There is a known outlet seal for the cathode bars of an aluminum electrolytic cell (USSR Inventor's Certificate No. 865992, IPC C 25 C 3/16, 1981), containing a branch pipe narrowing in the direction away from the shell and connected to the cathode shell, a thrust ring connected to the outer end of the branch pipe, a sealing gland, a cathode bar, a flange joined to the cathode bar, and a layer of alumina.
The drawback of the known seal is that the sealing gland and the layer of alumina are gas permeable. Also during the period of firing and startup of the aluminum electrolytic cell and in the process of operation the cathode bar shifts along its axis due to thermal expansion, and the cathode bar shifts transversely to its axis as a result of sodium expansion of the carbon portion of the lining. This leads to disruption of the tightness of the seal due to the inability of the sealing gland to compensate for the transverse displacement of the cathode bar and the wear caused by its axial displacement. Air gets in through the sealing gland and the layer of alumina and disrupts the tightness of the carbon side lining, oxidizing and destroying it. This lowers the service life of the aluminum electrolytic cell and quite often is the cause of melt breakthrough and leakage through the apertures for passage of the cathode bars that are cut out from the lengthwise walls of the cathode shell. Furthermore, one should mention the labor intensity and length of time to perform the installation work involved in filling the free space around the cathode bar with a seal.
There is a known outlet seal for the cathode bars of an aluminum electrolytic cell (RF patent No. 2281347, IPC C25C 3/08, 2006), containing a plate with an opening, situated on the inside of the apertures for passage of the cathode bars that are made in the cathode shell, and a sylphon hermetically connected by one end to the cathode bar and by the other to the cathode shell. In this device, the plate with opening is seated on the cathode bar with ability to move along its axis and cover the apertures.
The drawbacks of the known seal are:
since the cathode bar is a rolled product, its surface has irregularities and consequently aggressive gases (especially HF) pass inside the sylphon in the gap between the cathode bar and the plate during the firing and startup of the electrolytic cell and bring about corrosion and loss of tightness;
the sylphon due to its principle of operation has a developed surface area of folds and an internal space volume and therefore if it is filled with sealant it has an elevated outlay of sealant, i.e., a high cost price and labor intensity;
the sylphon has a fixed connection of both its ends, and consequently it is not possible to add elastic sealant inside the sylphon during its operation, if necessary.
The closest to the present disclosure in its set of essential features is a seal (RF patent No. 2108414, IPC C25C 3/08, 1998) containing a sealing means around the cathode bar, a metal box with two openings joined to the cathode shell with apertures for passage of the cathode bars, and a layer of material allowing the cathode bar to slide relative to the sealing means.

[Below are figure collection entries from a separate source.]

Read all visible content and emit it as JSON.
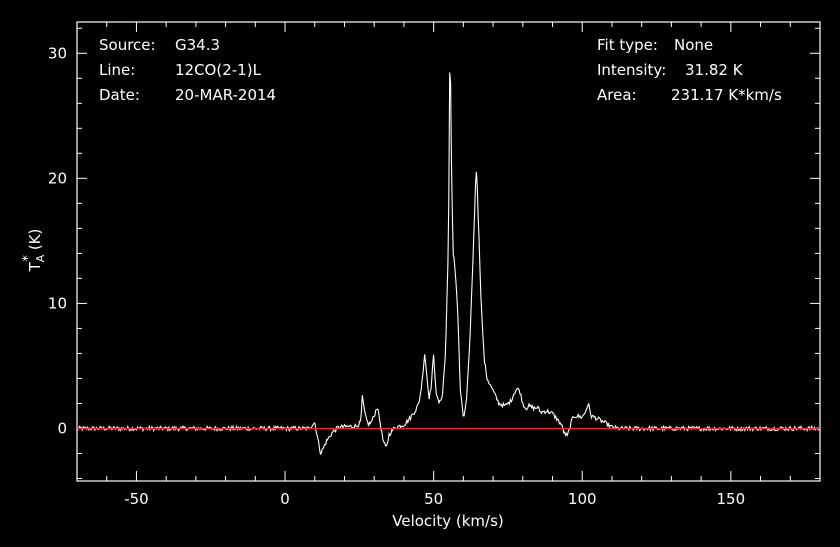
{
  "header_left": {
    "source_label": "Source:",
    "source_value": "G34.3",
    "line_label": "Line:",
    "line_value": "12CO(2-1)L",
    "date_label": "Date:",
    "date_value": "20-MAR-2014"
  },
  "header_right": {
    "fit_label": "Fit type:",
    "fit_value": "None",
    "intensity_label": "Intensity:",
    "intensity_value": "31.82 K",
    "area_label": "Area:",
    "area_value": "231.17 K*km/s"
  },
  "colors": {
    "background": "#000000",
    "trace": "#ffffff",
    "baseline": "#ff2020",
    "axes": "#ffffff"
  },
  "chart_data": {
    "type": "line",
    "xlabel": "Velocity (km/s)",
    "ylabel": "T",
    "ylabel_sub": "A",
    "ylabel_sup": "*",
    "ylabel_unit": "(K)",
    "xlim": [
      -70,
      180
    ],
    "ylim": [
      -4.2,
      32.5
    ],
    "xticks": [
      -50,
      0,
      50,
      100,
      150
    ],
    "yticks": [
      0,
      10,
      20,
      30
    ],
    "grid": false,
    "baseline_y": 0,
    "series": [
      {
        "x": [
          -70,
          0,
          8,
          10,
          11,
          12,
          13,
          14,
          16,
          18,
          24,
          25.5,
          26,
          27,
          28,
          29,
          30,
          31,
          32,
          33,
          34,
          35,
          37,
          40,
          42,
          44,
          45,
          46,
          47,
          48,
          48.5,
          49,
          50,
          51,
          52,
          53,
          54,
          55,
          55.5,
          56,
          56.5,
          57,
          58,
          59,
          60,
          61,
          62,
          63,
          64,
          64.5,
          65,
          66,
          67,
          68,
          69,
          70,
          72,
          74,
          76,
          77,
          78,
          79,
          80,
          81,
          82,
          84,
          85,
          86,
          88,
          90,
          92,
          93,
          94,
          95,
          96,
          97,
          98,
          100,
          101,
          102,
          103,
          105,
          108,
          110,
          112,
          120,
          180
        ],
        "y": [
          0,
          0,
          0,
          0.5,
          -0.8,
          -2.0,
          -1.5,
          -1.0,
          -0.3,
          0.1,
          0.2,
          0.5,
          2.5,
          1.0,
          0.3,
          0.5,
          1.0,
          1.8,
          0.5,
          -1.0,
          -1.6,
          -0.5,
          0.1,
          0.3,
          0.8,
          1.5,
          2.0,
          3.5,
          6.0,
          3.5,
          2.5,
          3.0,
          5.8,
          2.5,
          2.0,
          2.8,
          6.0,
          15.0,
          31.8,
          21.0,
          14.0,
          13.5,
          10.0,
          3.0,
          0.8,
          2.0,
          6.0,
          12.0,
          19.0,
          21.0,
          17.0,
          10.0,
          5.5,
          4.0,
          3.5,
          3.0,
          2.0,
          1.8,
          2.2,
          2.8,
          3.2,
          3.0,
          2.0,
          1.6,
          1.8,
          1.6,
          1.7,
          1.3,
          1.4,
          1.2,
          0.6,
          0.3,
          -0.4,
          -0.6,
          0.2,
          1.0,
          1.0,
          0.9,
          1.3,
          2.0,
          1.0,
          0.8,
          0.4,
          0.1,
          0,
          0,
          0
        ]
      }
    ]
  }
}
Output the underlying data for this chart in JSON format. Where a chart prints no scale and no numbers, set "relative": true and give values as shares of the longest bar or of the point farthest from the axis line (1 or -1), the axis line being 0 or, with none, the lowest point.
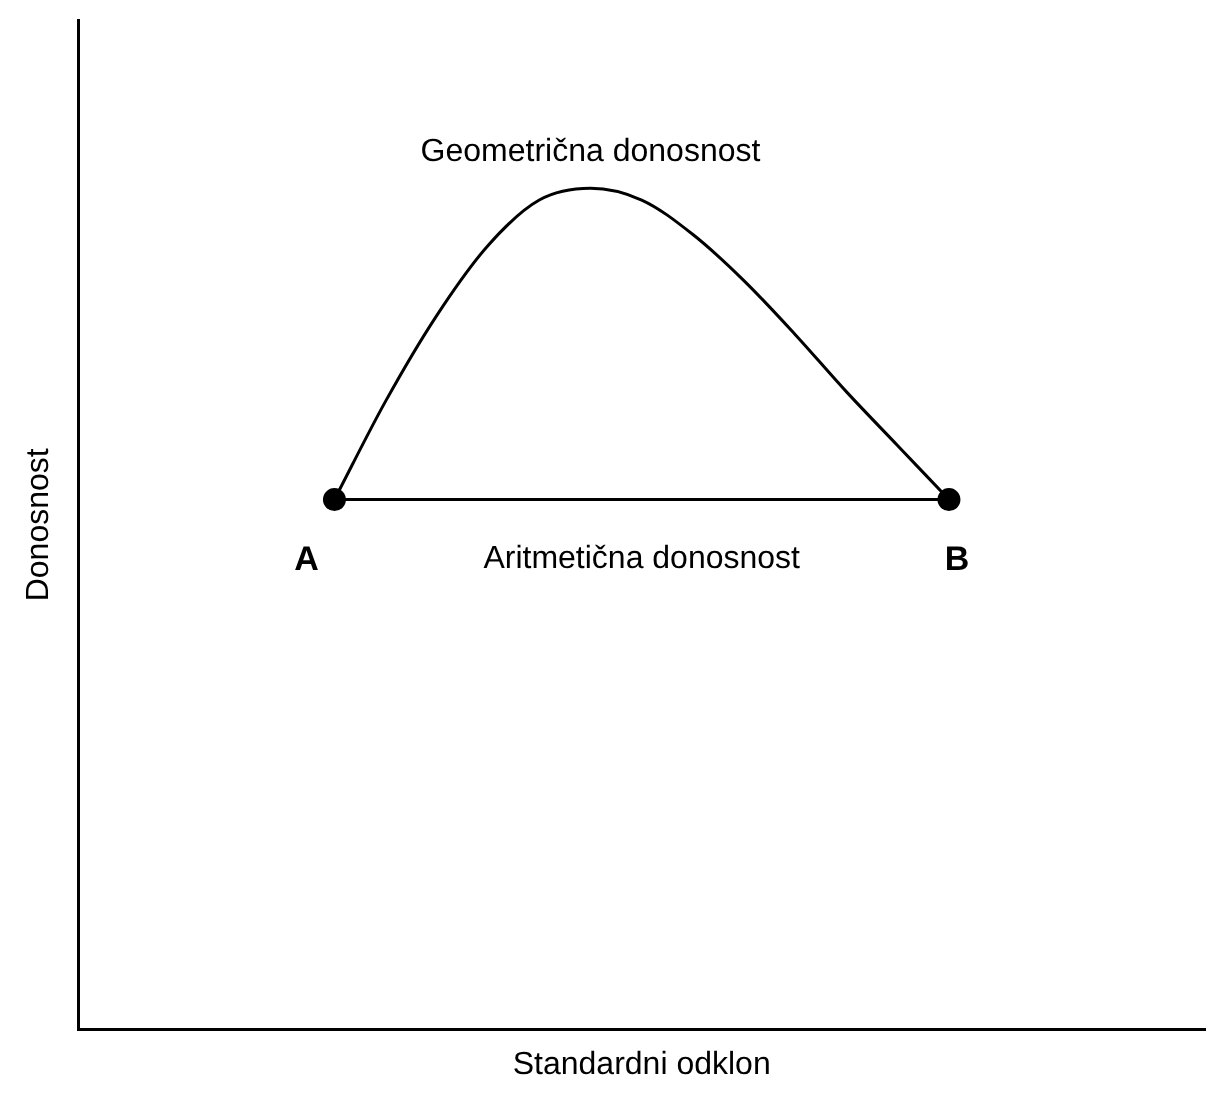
{
  "chart_data": {
    "type": "line",
    "relative": true,
    "xlabel": "Standardni odklon",
    "ylabel": "Donosnost",
    "grid": false,
    "legend": false,
    "marker": "none",
    "categories": [
      null,
      null,
      null,
      null,
      null,
      null,
      null,
      null,
      null,
      null,
      null,
      null,
      null,
      null,
      null,
      null,
      null,
      null,
      null,
      null,
      null,
      null,
      null
    ],
    "series": [
      {
        "name": "Geometrična donosnost",
        "color": "#000000",
        "values": [
          null,
          null,
          null,
          null,
          null,
          0.63,
          0.747,
          0.849,
          0.932,
          0.986,
          1,
          0.986,
          0.945,
          0.89,
          0.826,
          0.758,
          0.694,
          0.63,
          null,
          null,
          null,
          null,
          null
        ]
      },
      {
        "name": "Aritmetična donosnost",
        "color": "#000000",
        "marker": "circle",
        "values": [
          null,
          null,
          null,
          null,
          null,
          0.63,
          null,
          null,
          null,
          null,
          null,
          null,
          null,
          null,
          null,
          null,
          null,
          0.63,
          null,
          null,
          null,
          null,
          null
        ]
      }
    ],
    "annotations": [
      "A",
      "B"
    ]
  }
}
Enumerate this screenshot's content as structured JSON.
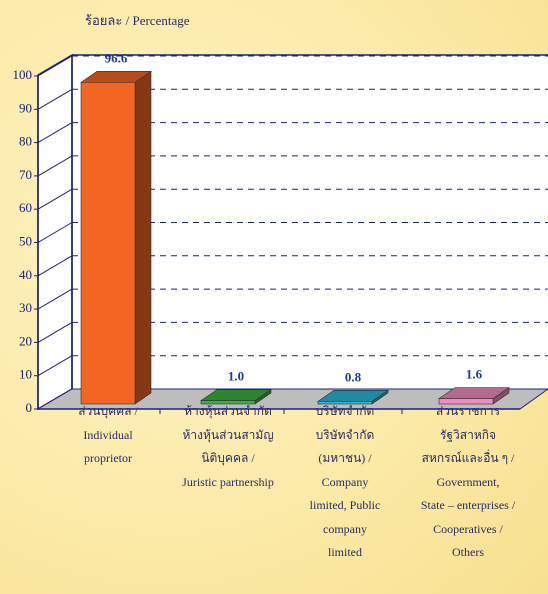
{
  "chart_data": {
    "type": "bar3d",
    "title": "ร้อยละ / Percentage",
    "categories": [
      "ส่วนบุคคล /\nIndividual\nproprietor",
      "ห้างหุ้นส่วนจำกัด\nห้างหุ้นส่วนสามัญ\nนิติบุคคล /\nJuristic partnership",
      "บริษัทจำกัด\nบริษัทจำกัด\n(มหาชน) /\nCompany\nlimited, Public\ncompany\nlimited",
      "ส่วนราชการ\nรัฐวิสาหกิจ\nสหกรณ์และอื่น ๆ /\nGovernment,\nState – enterprises /\nCooperatives /\nOthers"
    ],
    "values": [
      96.6,
      1.0,
      0.8,
      1.6
    ],
    "value_labels": [
      "96.6",
      "1.0",
      "0.8",
      "1.6"
    ],
    "colors": [
      "#f26522",
      "#3cb043",
      "#2ab8d8",
      "#f08cc0"
    ],
    "ylim": [
      0,
      100
    ],
    "yticks": [
      0,
      10,
      20,
      30,
      40,
      50,
      60,
      70,
      80,
      90,
      100
    ],
    "grid": true
  }
}
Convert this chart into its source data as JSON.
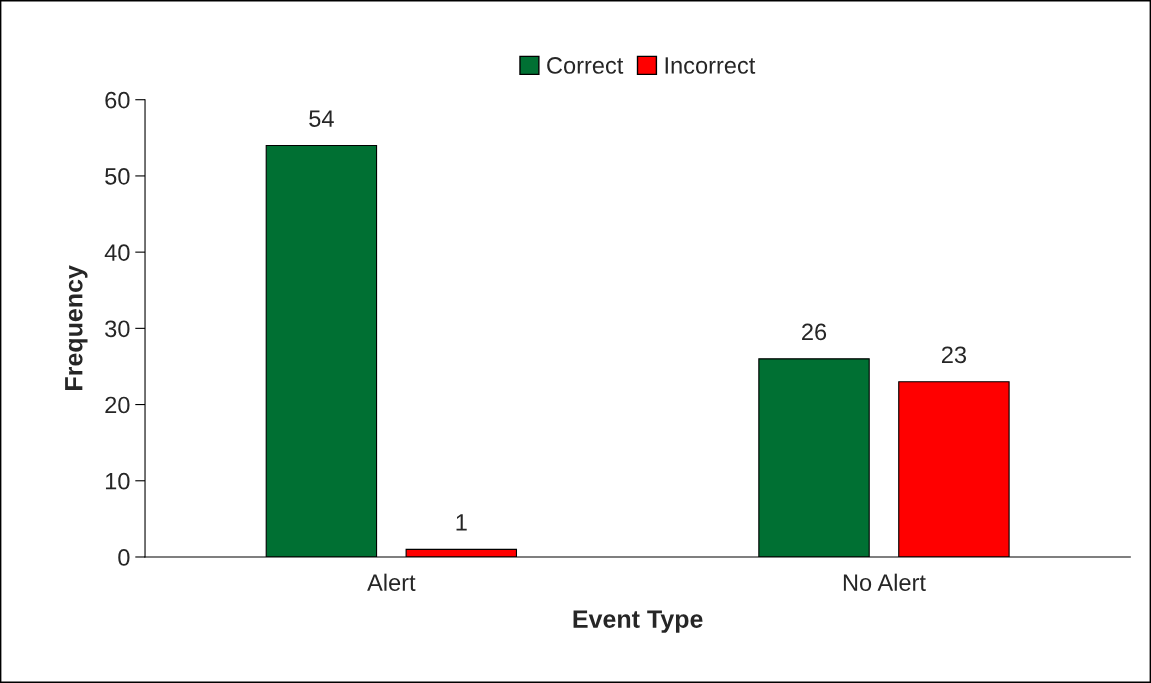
{
  "chart_data": {
    "type": "bar",
    "xlabel": "Event Type",
    "ylabel": "Frequency",
    "categories": [
      "Alert",
      "No Alert"
    ],
    "series": [
      {
        "name": "Correct",
        "color": "#007033",
        "values": [
          54,
          26
        ]
      },
      {
        "name": "Incorrect",
        "color": "#ff0000",
        "values": [
          1,
          23
        ]
      }
    ],
    "ylim": [
      0,
      60
    ],
    "yticks": [
      0,
      10,
      20,
      30,
      40,
      50,
      60
    ],
    "grid": false,
    "legend": "top",
    "data_labels": true
  }
}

The drawback of the prototype is that during the period of firing and startup of the aluminum electrolytic cell and in the process of operation the cathode bar shifts along its axis due to thermal expansion, and the cathode bar shifts transversely to its axis as a result of sodium expansion of the carbon portion of the lining. Since the cathode bar is a rolled product, its surface has irregularities. Due to the axial displacement between the cathode bar and the solidified sealing means, gaps are formed. As a result of the transverse displacement of the cathode bar, destruction of the solidified sealing means occurs. Air gets in through the gaps forming in the lateral carbon lining, oxidizing and destroying it. This lowers the service life of the aluminum electrolytic cell and quite often is the cause of melt breakthrough and leakage through the apertures for passage of the cathode bars that are cut out from the lengthwise walls of the cathode shell. Furthermore, one should mention the labor intensity and length of time to perform the installation work involved in filling the free space around the cathode bar with a seal.